Этика нужна, когда нет любви
Так считает известный
психолог и психотерапевт Маргарита Жамкочьян
– Вы считаете лицемерие и ханжество
характерными чертами уходящей культуры?
– Весь ХIХ и весь ХХ век человек усиленно
избавлялся от отрицательных эмоций. Подавлял их.
Вытеснял. Я категорически не признаю, что
способен испытывать гнев, желать зла другому, что
в принципе я способен на насилие или неглубокую
обиду. Я должен соответствовать некоему
одобряемому в моем кругу эталону, иначе не могу
себя уважать. Если же я “разрешу”
разрушительным силам вырваться наружу, я могу
потерять все, выпасть из своего круга, пасть на
самое дно общества – раньше только там, в
люмпенском и преступном мире, человек мог
позволить себе не скрывать осуждаемые эмоции.
Но между тем эмоции неустранимы и попытка изъять
их, подавить в себе приводит порой к огромному
психическому напряжению. Классический пример
для психиатра – “Странная история доктора
Джекиля и мистера Хайда” Стивенсона: ощущение в
себе злобы, агрессии оказалось настолько
разрушительно для личности, что человек был
вынужден дать выход этим эмоциям в своем втором
“я” и физически отделить его от первого.
– Мы стоим на пороге новой эпохи?
– Отношение ко всей эмоциональной сфере
человека, в том числе и к тревожным, негативным,
разрушительным эмоциям, принципиально меняется.
Новая культура принимает человека таким, каков
он есть.

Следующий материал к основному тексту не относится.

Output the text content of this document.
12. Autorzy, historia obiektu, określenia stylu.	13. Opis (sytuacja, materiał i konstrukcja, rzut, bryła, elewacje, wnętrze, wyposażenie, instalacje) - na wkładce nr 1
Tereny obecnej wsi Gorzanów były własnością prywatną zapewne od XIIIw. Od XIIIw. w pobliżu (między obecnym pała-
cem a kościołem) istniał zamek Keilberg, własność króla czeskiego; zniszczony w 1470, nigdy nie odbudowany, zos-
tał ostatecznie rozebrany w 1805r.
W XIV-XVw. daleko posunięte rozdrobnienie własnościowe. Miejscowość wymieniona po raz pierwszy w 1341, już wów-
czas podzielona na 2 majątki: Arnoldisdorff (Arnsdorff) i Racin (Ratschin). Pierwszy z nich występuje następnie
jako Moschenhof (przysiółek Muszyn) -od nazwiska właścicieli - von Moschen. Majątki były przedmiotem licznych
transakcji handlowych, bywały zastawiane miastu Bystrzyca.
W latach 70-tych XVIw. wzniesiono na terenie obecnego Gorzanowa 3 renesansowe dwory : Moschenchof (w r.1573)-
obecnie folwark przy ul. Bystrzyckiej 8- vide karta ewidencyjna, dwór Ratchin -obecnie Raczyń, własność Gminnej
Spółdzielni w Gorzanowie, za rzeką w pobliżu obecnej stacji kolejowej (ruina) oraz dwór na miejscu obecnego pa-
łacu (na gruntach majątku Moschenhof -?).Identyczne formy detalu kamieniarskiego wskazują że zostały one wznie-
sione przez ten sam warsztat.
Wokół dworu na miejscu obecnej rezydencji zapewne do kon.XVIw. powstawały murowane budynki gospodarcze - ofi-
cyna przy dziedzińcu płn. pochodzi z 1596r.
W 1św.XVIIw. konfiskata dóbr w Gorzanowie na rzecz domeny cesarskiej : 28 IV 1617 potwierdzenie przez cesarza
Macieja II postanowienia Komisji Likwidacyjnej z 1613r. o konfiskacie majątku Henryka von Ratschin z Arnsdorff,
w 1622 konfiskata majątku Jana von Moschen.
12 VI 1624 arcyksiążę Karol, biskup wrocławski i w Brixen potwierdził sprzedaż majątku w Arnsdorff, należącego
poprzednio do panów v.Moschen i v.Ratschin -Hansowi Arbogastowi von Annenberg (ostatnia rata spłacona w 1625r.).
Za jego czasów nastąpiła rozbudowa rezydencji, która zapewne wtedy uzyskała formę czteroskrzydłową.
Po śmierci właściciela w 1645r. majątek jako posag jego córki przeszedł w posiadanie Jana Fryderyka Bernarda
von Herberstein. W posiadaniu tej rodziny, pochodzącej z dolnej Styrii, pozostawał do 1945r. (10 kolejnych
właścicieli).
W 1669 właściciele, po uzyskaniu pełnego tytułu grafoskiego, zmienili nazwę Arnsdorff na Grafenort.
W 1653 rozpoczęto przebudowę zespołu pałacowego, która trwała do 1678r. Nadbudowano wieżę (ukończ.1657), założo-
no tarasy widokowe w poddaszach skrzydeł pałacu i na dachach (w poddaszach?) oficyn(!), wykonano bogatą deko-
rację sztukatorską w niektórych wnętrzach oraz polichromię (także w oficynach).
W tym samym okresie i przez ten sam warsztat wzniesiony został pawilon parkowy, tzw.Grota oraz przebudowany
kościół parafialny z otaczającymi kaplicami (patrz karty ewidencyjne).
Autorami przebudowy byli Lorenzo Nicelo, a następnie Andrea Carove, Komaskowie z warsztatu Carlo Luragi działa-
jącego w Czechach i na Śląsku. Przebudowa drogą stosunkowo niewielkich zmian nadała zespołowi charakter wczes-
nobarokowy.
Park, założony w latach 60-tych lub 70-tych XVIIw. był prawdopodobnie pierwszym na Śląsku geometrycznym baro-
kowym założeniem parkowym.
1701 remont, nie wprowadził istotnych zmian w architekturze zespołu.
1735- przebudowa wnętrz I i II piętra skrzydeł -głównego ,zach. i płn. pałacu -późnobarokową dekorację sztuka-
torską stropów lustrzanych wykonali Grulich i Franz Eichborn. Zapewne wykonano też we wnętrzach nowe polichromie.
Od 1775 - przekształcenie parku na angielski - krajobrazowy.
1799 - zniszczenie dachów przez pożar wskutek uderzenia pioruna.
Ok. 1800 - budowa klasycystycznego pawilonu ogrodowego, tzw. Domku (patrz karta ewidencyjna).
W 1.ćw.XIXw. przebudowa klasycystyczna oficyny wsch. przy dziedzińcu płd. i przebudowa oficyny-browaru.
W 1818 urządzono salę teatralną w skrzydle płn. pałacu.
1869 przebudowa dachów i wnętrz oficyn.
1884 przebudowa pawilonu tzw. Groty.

Это моя боль, мой гнев, это часть моего
мира, я не хочу от них отрекаться, как не хочу
отрекаться от себя самого. Я имею на это право,
потому что я живой человек. И другие имеют такое
же право.
– Право на что? На разрушение и насилие?
– На насилие, на агрессию в принципе способен
человек и старой, и новой эпохи. Я говорю о другом
– о том, насколько он в состоянии признать в себе
эту способность.
“Лицемерие есть дань порока добродетели” –
Ларошфуко прав, это тоже способ регулировать
поведение человека, способ испытанный и
доказавший свою эффективность. И все же человек,
уверивший себя, что он вообще не способен на
ненависть, не может адекватно себя воспринимать,
а значит – и от других не будет получать
адекватные реакции, лишится полноценной
обратной связи.
Фрейд открыл множество отрицательных эмоций,
связанных с табу, которое общество накладывало
на либидо, на сексуальные влечения, особенно для
женщин. И связал с этим разного рода истерии,
имевшие вполне определенные симптомы. Фрейд
первым и начал их лечить, успешно освобождая
сознание своих пациентов. Но как только мы
вступили в общество, которое сняло многие такие
табу, разрешило женщине испытывать влечение,
признало ее право на это, признало в ней
равноправного сексуального партнера,
классические истерии просто исчезли. Их теперь
нет, что зафиксировано во всех учебниках
психиатрии.
Конечно, женщины и ведут теперь себя по-другому, и
трудно сказать, человечество больше выиграло или
проиграло. Но я не берусь оценивать и судить
глубокие процессы, меняющие культуру, я чувствую
мощные сдвиги, и я принимаю их и пытаюсь понять,
“не плача и не смеясь”.
Вся сфера чувств, ощущений, сенсорного
восприятия жизни – кожей, движением,
прикосновением – приобретает особое значение,
которого она была лишена в рациональной картине
мира. Вот в этом я вижу наступление новой эры.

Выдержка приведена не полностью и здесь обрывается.